Workshops
Edition workshop at the Academy of Music / University of Zagreb in April 2024
For the edition of Penelope, over 600 pages of manuscript had to be transcribed, compared with the other contemporary sources and prepared for practical use. The edition was produced collaboratively by 22 students and professors at GMPU Klagenfurt and the Academy of Music / University of Zagreb. In April 2024, a workshop with Ramona Hocker took place in Zagreb as part of an Erasmus+ staff exchange programme. After an insight into the work and its contexts as well as an introduction into the sources, the notation as well as philological and technical basics, the students were invited to experience for themselves how the materials were created in the 18th century by copying with quill and ink. –
A detailed report has been published on the GMPU news platform Notes.
Photo: © Magda Galić
"Play Baroque!" Violin workshop with Fritz Kircher in June 2024
The individual part for the instruments, prepared in the summer semester 2024, were used for the first time in a string workshop in mid-June. Our concertmaster Fritz Kircher familiarised the GMPU students with historical string instruments and taught them the principles of Baroque playing techniques. The first sounds from the Penelope were already very promising and aroused curiosity about a highly nuanced work in which Conti integrates different styles from the Italian representative Baroque to emotive characters to string quartet sounds that foreshadow the early Haydn. He also uses the different styles to characterise the particular situations and the emotional states of the individual characters.
Photo: © Ramona Hocker
Workshops for baroque singing, baroque violin, baroque cello and historical dance in october 2024
Since the start of the 2024/25 winter term, Conti's Penelope has been coming to life piece by piece: Rehearsals are starting! The PENELOPE 2025 team, now extended and completed with students from Venice, started with four workshops lasting several days led by experts in baroque music (see also the report in the GMPU news blog). In the singing workshop with Ulrike Hofbauer (4/5 October 2024), intensive work was conducted on recitatives as well as ornamentation and colouratura in the arias. A special focus was placed on the methods and possibilities of musically portraying the specific character of a phrase in a lively and distinctive way.
Photos: © R. Hocker
Fritz Kircher worked with the violins and violas on the stormy instrumental sinfonia and the first version of most of the arias, which are very different in character. Meanwhile, Peter Trefflinger rehearsed the continuo parts of the recitatives and arias with the cellos.

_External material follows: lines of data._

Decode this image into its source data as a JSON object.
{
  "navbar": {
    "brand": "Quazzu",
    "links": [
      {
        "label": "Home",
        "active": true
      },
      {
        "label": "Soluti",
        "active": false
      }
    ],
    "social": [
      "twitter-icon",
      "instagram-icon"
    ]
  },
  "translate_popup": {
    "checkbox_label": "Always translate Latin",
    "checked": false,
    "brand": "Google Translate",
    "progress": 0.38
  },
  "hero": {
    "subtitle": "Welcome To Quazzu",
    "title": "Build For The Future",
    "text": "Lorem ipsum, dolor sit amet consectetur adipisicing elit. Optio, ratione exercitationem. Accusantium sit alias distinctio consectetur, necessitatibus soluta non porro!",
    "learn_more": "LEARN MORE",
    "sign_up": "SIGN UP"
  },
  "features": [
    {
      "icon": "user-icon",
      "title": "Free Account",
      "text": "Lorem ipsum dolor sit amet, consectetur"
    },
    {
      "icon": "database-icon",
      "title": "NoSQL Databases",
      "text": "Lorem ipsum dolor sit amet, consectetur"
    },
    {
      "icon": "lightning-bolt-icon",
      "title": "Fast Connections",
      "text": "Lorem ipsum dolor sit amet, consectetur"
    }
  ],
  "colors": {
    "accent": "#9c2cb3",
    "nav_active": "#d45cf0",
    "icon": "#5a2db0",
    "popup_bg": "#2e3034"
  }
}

At the end of the intensive multi-day workshop, the high and low strings came together for the first time: The mutual dialogue and interaction of the (on the paper) sometimes quite unspectacular motifs create a lively listening experience and enjoyable music-making – in the course of the rehearsals, the singers will join in the action as further dialogue partners.
Photo: © R. Hocker
In addition to questions of technique and intonation, the (re-)tuning of the historical instruments (to 415 Hz, of course) was a frequently practised activity that was a favourite of everyone, as well as putting on new strings when necessary and fine-tuning unruly (viola) pegs.
Fotos: © R. Hocker
Baroque music thrives on movement and rhythm! The dancer and baroque violinist Mojca Gal conveyed this with a great amount of creativity in the dance workshop. A historically inspired choreography was worked out for one of the dances from Penelope, and the dancers also learnt the principles of baroque gestures and step sequences on stage. Everyone involved also enjoyed the pantomime performances of another dance movement from our opera, which were finally presented on the stage of Mittlerer Saal.
Fotos: © R. Hocker
Concert with baroque chamber music, 9. october 2024
During the three and a half days of workshops, everyone was captivated by the baroque sounds - while the workshops required intensive work and concentration, we were able to enjoy "Kaiser Karl's chamber music" during the lecturers' concert. Mojca Gal, Fritz Kircher (baroque violins), Peter Trefflinger (baroque cello) and Giulia Nuti (harpsichord) presented a colourful programme with works by Conti's colleagues Antonio Caldara, Gottlieb Muffat, Johann Joseph Fux, Giovanni Antonio Piani, Antonio Maria Bononcini and Antonio Vivaldi.